# taz.de -- Türkei kauft russisches Waffensystem: Raketen-Deal mit Konsequenzen
       
       > Die Türkei will das Abwehrsystem S-400 von Russland kaufen. Das Geschäft
       > gefährdet die Nato-Mitgliedschaft des Landes.
       
 (IMG) Bild: Noch stehen diese Boden-Luft-Raketen in Russland
       
       ISTANBUL taz | Nach außen scheint alles klar. Ankara sei fest
       „entschlossen“ und habe nicht vor, bei dem umstrittenen Kauf des russischen
       Raketenabwehrsystems S-400 „einen Rückzieher zu machen“, sagte
       [1][Staatspräsident Recep Tayyip Erdoğan] am Dienstagmorgen.
       
       Noch in diesem Monat sollen die ersten Systeme aus Moskau geliefert werden.

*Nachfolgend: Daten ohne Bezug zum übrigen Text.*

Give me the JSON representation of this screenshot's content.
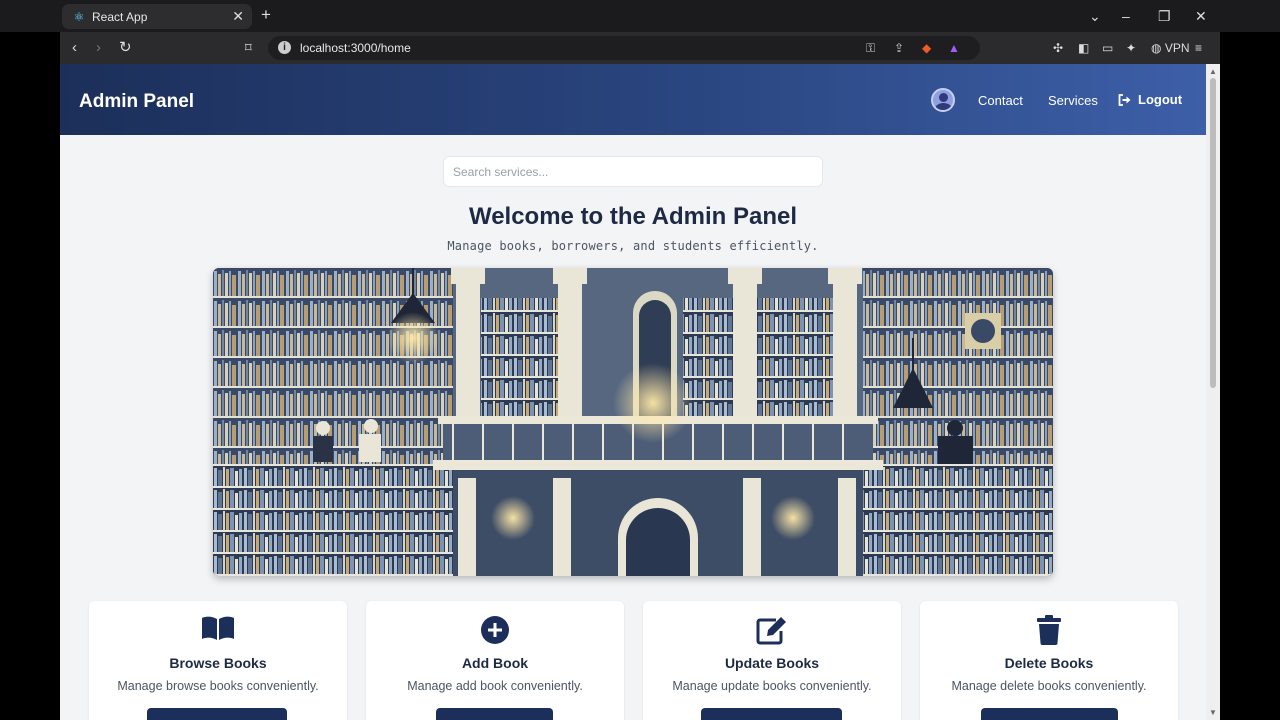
{
  "browser": {
    "tab_title": "React App",
    "url": "localhost:3000/home",
    "vpn_label": "VPN"
  },
  "header": {
    "brand": "Admin Panel",
    "nav": {
      "contact": "Contact",
      "services": "Services",
      "logout": "Logout"
    }
  },
  "search": {
    "placeholder": "Search services...",
    "value": ""
  },
  "hero": {
    "title": "Welcome to the Admin Panel",
    "subtitle": "Manage books, borrowers, and students efficiently."
  },
  "cards": [
    {
      "icon": "open-book-icon",
      "title": "Browse Books",
      "description": "Manage browse books conveniently."
    },
    {
      "icon": "plus-circle-icon",
      "title": "Add Book",
      "description": "Manage add book conveniently."
    },
    {
      "icon": "edit-icon",
      "title": "Update Books",
      "description": "Manage update books conveniently."
    },
    {
      "icon": "trash-icon",
      "title": "Delete Books",
      "description": "Manage delete books conveniently."
    }
  ],
  "colors": {
    "header_start": "#1c2f5a",
    "header_end": "#3d5fa8",
    "page_bg": "#f3f4f6",
    "text_dark": "#1e2a44",
    "button_bg": "#1c2f5a"
  }
}
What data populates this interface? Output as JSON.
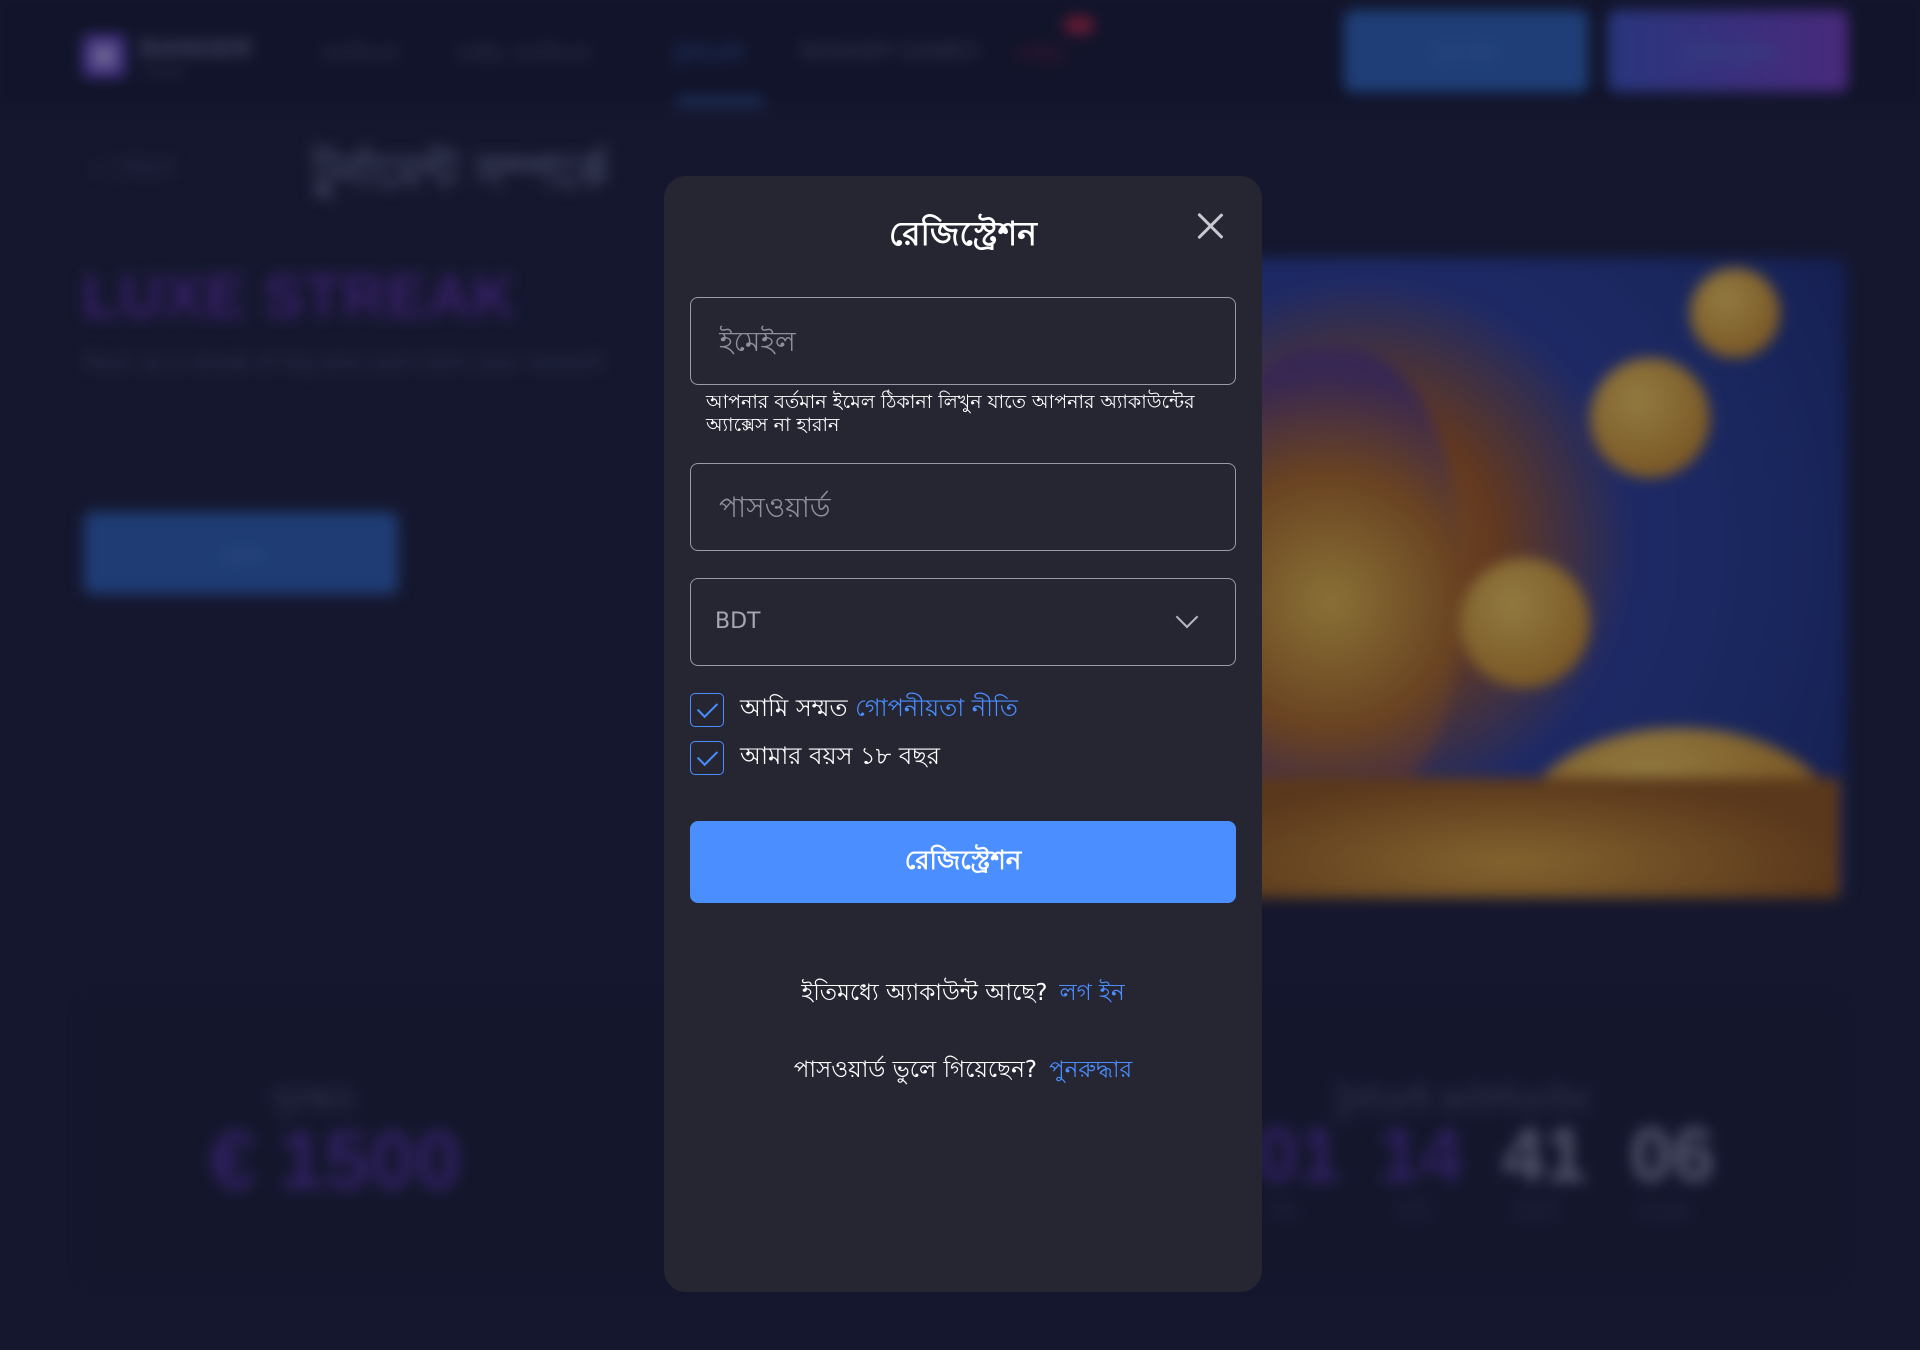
{
  "background": {
    "header": {
      "brand": "BANGER",
      "brand_sub": "CASINO",
      "nav": [
        "ক্যাসিনো",
        "লাইভ ক্যাসিনো",
        "টুর্নামেন্ট",
        "BANGER GAMES",
        "লাইভ"
      ],
      "login_label": "লগ ইন",
      "register_label": "রেজিস্ট্রেশন"
    },
    "back_label": "পেছনে",
    "page_title": "টুর্নামেন্ট সম্পর্কে",
    "promo_name": "LUXE STREAK",
    "promo_description": "Rack up a streak of big wins and claim your reward!",
    "join_label": "যোগ",
    "prize_label": "পুরস্কার",
    "prize_value": "€ 1500",
    "countdown_label": "টুর্নামেন্ট কাউন্টডাউন",
    "countdown": [
      {
        "value": "01",
        "unit": "দিন"
      },
      {
        "value": "14",
        "unit": "ঘণ্টা"
      },
      {
        "value": "41",
        "unit": "মিনিট"
      },
      {
        "value": "06",
        "unit": "সেকেন্ড"
      }
    ]
  },
  "modal": {
    "title": "রেজিস্ট্রেশন",
    "email_placeholder": "ইমেইল",
    "email_value": "",
    "email_hint": "আপনার বর্তমান ইমেল ঠিকানা লিখুন যাতে আপনার অ্যাকাউন্টের অ্যাক্সেস না হারান",
    "password_placeholder": "পাসওয়ার্ড",
    "password_value": "",
    "currency_selected": "BDT",
    "checkbox_privacy_prefix": "আমি সম্মত",
    "checkbox_privacy_link": "গোপনীয়তা নীতি",
    "checkbox_age": "আমার বয়স ১৮ বছর",
    "submit_label": "রেজিস্ট্রেশন",
    "have_account_text": "ইতিমধ্যে অ্যাকাউন্ট আছে?",
    "login_link": "লগ ইন",
    "forgot_text": "পাসওয়ার্ড ভুলে গিয়েছেন?",
    "recover_link": "পুনরুদ্ধার"
  },
  "colors": {
    "accent": "#4a8eff",
    "modal_bg": "#262633",
    "page_bg": "#1c1e3a"
  },
  "icons": {
    "close": "close-icon",
    "dropdown": "chevron-down-icon",
    "checkbox": "check-icon"
  }
}
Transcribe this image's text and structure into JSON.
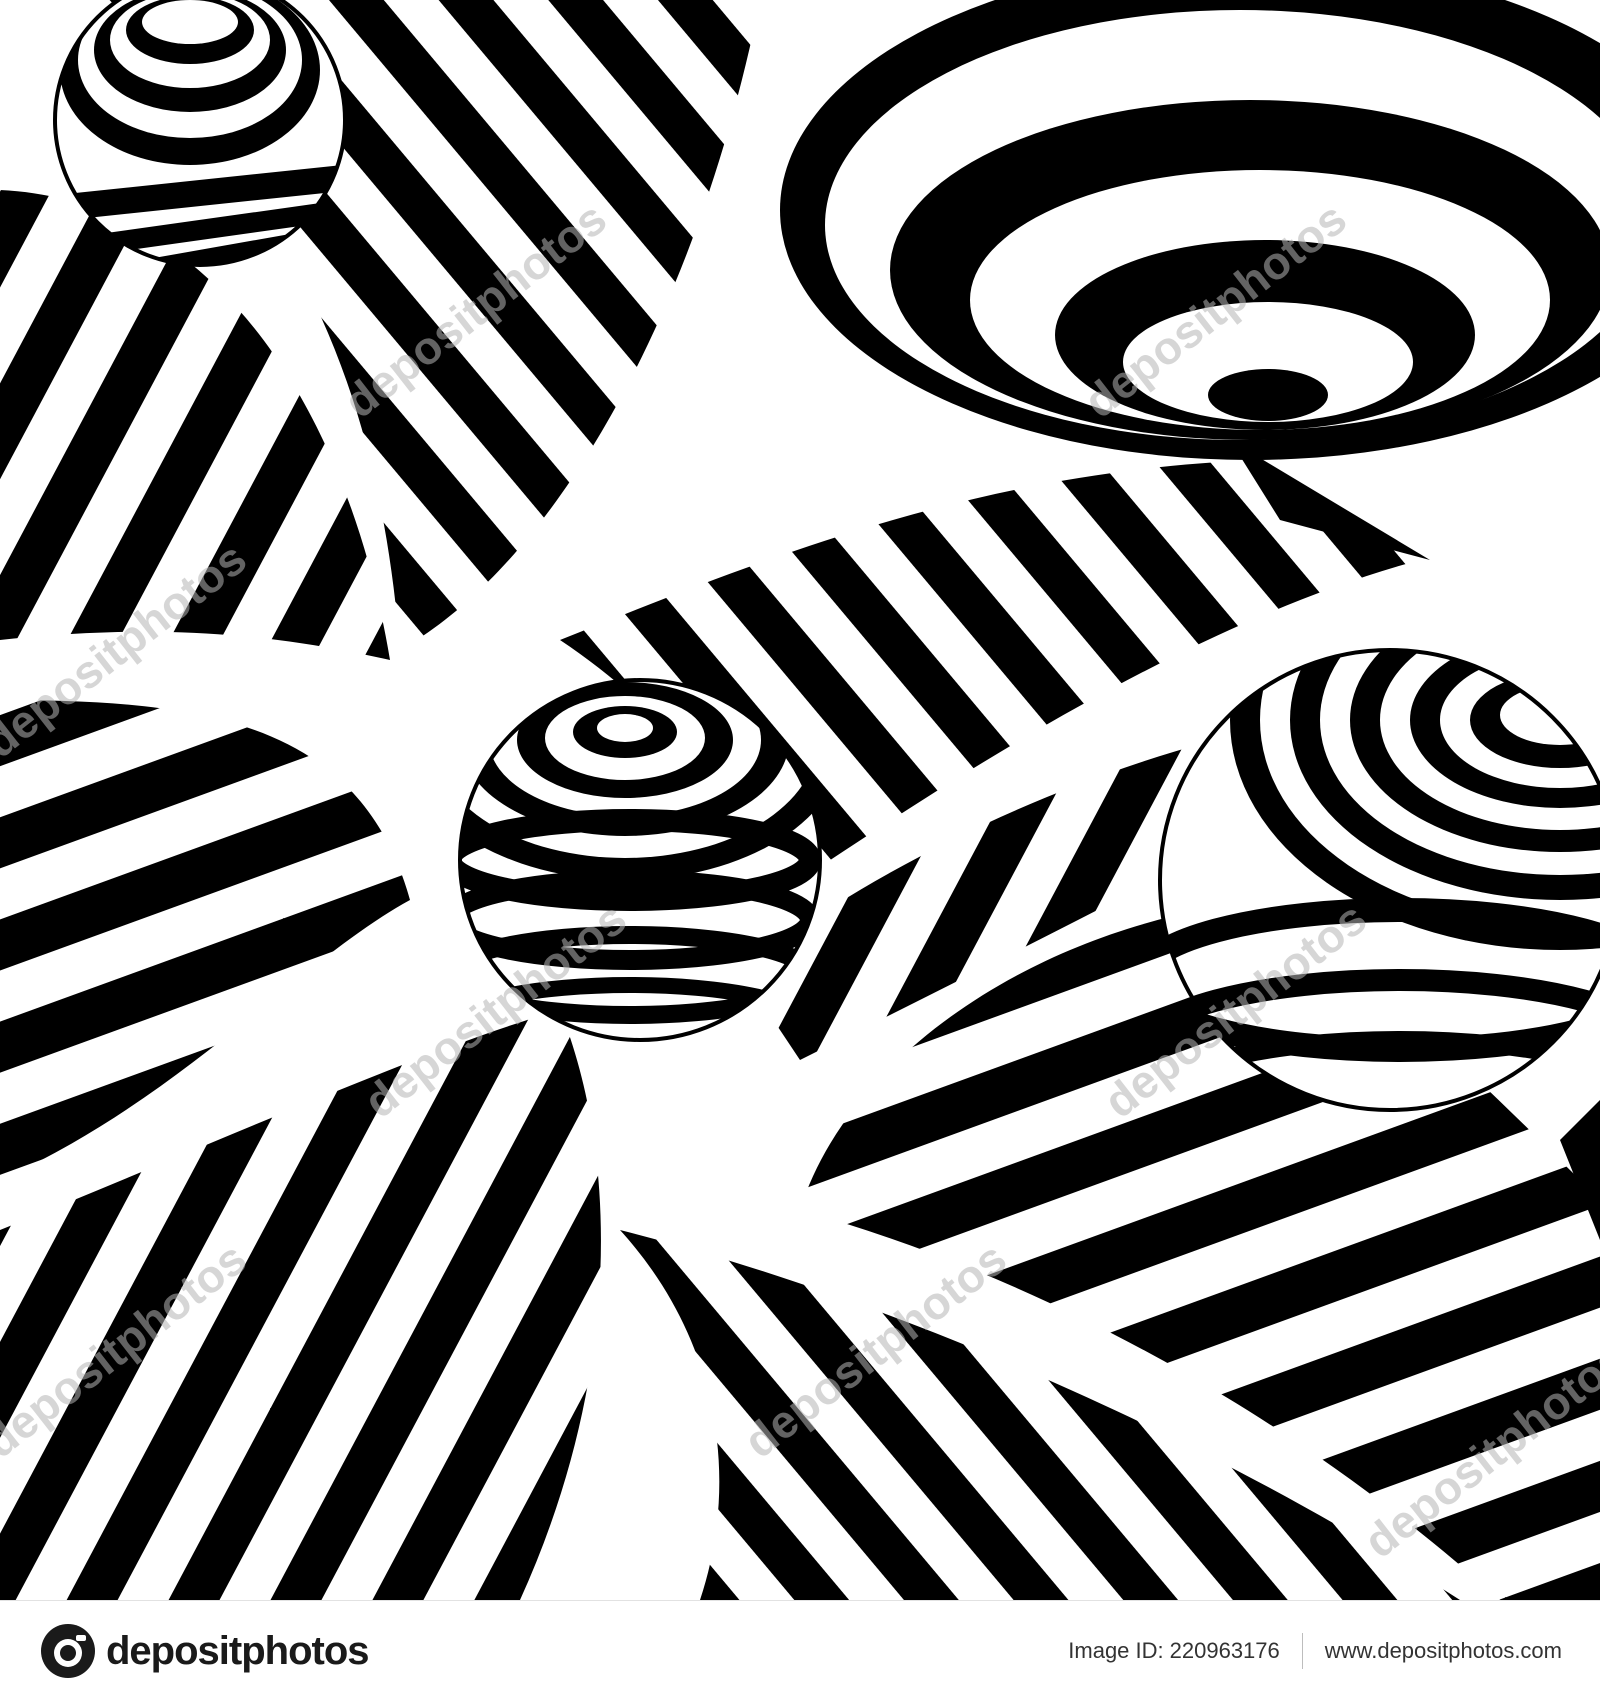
{
  "artwork": {
    "style": "black-and-white op-art striped vortex with striped spheres",
    "colors": {
      "ink": "#000000",
      "paper": "#ffffff"
    },
    "watermark_text": "depositphotos"
  },
  "footer": {
    "logo_text": "depositphotos",
    "logo_icon": "depositphotos-camera-icon",
    "image_id_label": "Image ID:",
    "image_id_value": "220963176",
    "url": "www.depositphotos.com"
  }
}
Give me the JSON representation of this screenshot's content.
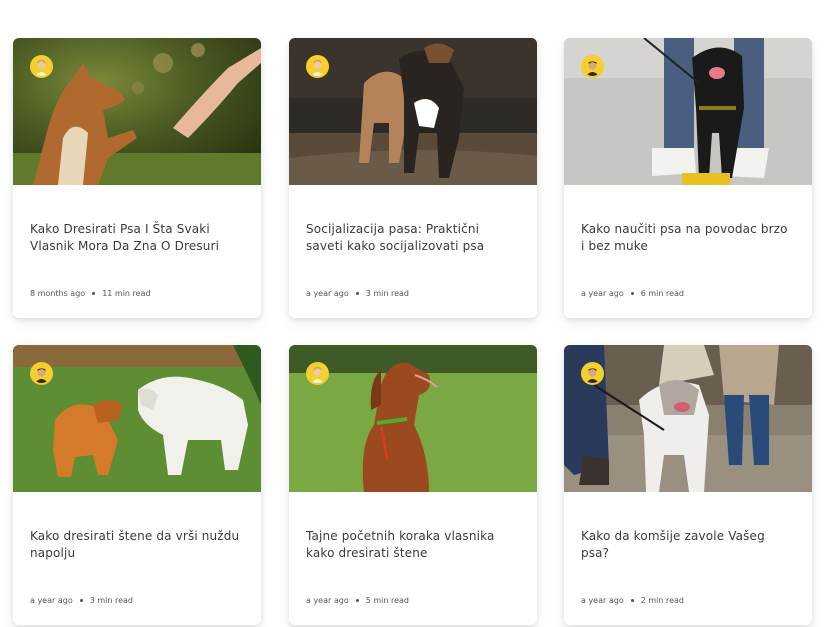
{
  "cards": [
    {
      "title": "Kako Dresirati Psa I Šta Svaki Vlasnik Mora Da Zna O Dresuri",
      "age": "8 months ago",
      "read": "11 min read",
      "avatar": "woman-avatar"
    },
    {
      "title": "Socijalizacija pasa: Praktični saveti kako socijalizovati psa",
      "age": "a year ago",
      "read": "3 min read",
      "avatar": "woman-avatar"
    },
    {
      "title": "Kako naučiti psa na povodac brzo i bez muke",
      "age": "a year ago",
      "read": "6 min read",
      "avatar": "man-avatar"
    },
    {
      "title": "Kako dresirati štene da vrši nuždu napolju",
      "age": "a year ago",
      "read": "3 min read",
      "avatar": "man-avatar"
    },
    {
      "title": "Tajne početnih koraka vlasnika kako dresirati štene",
      "age": "a year ago",
      "read": "5 min read",
      "avatar": "woman-avatar"
    },
    {
      "title": "Kako da komšije zavole Vašeg psa?",
      "age": "a year ago",
      "read": "2 min read",
      "avatar": "man-avatar"
    }
  ],
  "colors": {
    "avatar_ring": "#f5cf2a",
    "title": "#3a3a3a",
    "meta": "#555555"
  }
}
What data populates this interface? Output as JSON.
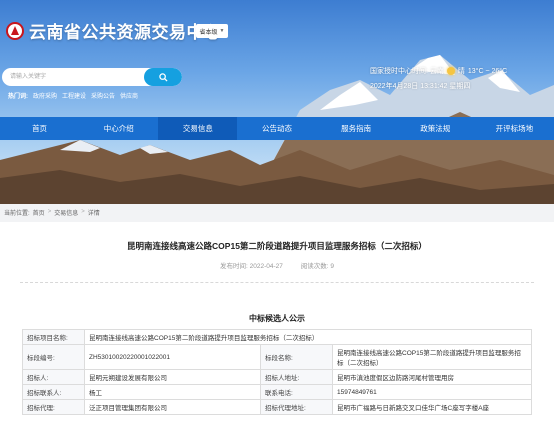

       Ein ganz normales Waffengeschäft also. Die Anzahlung ist auch bereits
       getätigt. In Wahrheit aber ist der Kauf des hochmodernen russischen
       Raketenabwehrsystems S-400 durch den Nato-Staat Türkei ein Schritt, den es
       innerhalb der Allianz so noch nicht gegeben hat.
       
       Die Entscheidung Erdoğans, das Milliardengeschäft der Raketenabwehr nicht
       mit den USA, sondern mit seinem „Freund“ Wladimir Putin abzuschließen, ist
       eine wirtschaftliche, politische und militärische Provokation für die
       Nato-Vormacht USA, die weitreichende Konsequenzen haben könnte. Zieht
       Erdoğan seinen Deal wirklich durch, könnte das am Ende sogar dazu führen,
       dass die Türkei die Nato verlässt und aus der amerikanischen, westlichen
       Hemisphäre in die russische, eurasische Hemisphäre wechselt.
       
       Es wäre ein „Epochenbruch“, schrieb kürzlich der ehemalige EU-Botschafter
       in Ankara, der Italiener Marc Pierini in einem Strategiepapier der
       Carnegie-Stiftung, ein „Game-Changer“ für Europa und den gesamten Nahen
       Osten. Aus Washington wird deshalb Druck aufgebaut, um Erdoğan doch noch zu
       bewegen, von dem Deal mit Putin abzulassen. Zuerst hat das Pentagon der
       Türkei nach jahrelangem Zögern doch noch angeboten, das amerikanische
       Raketenabwehrsystem Patriot zu kaufen. Allerdings waren die Konditionen
       wesentlich schlechter als die der Russen.
       
       ## Drohungen schaukeln sich hoch
       
       Auch kam das Angebot viel zu spät, wie türkische Politiker sagen.
       „Jahrelang“, klagte Erdoğan jüngst bei einem Telefonat mit US-Präsident
       Donald Trump, hätte die Obama-Administration die Türkei hingehalten, „bis
       uns gar nichts anderes übrig blieb, als bei den Russen einzukaufen“.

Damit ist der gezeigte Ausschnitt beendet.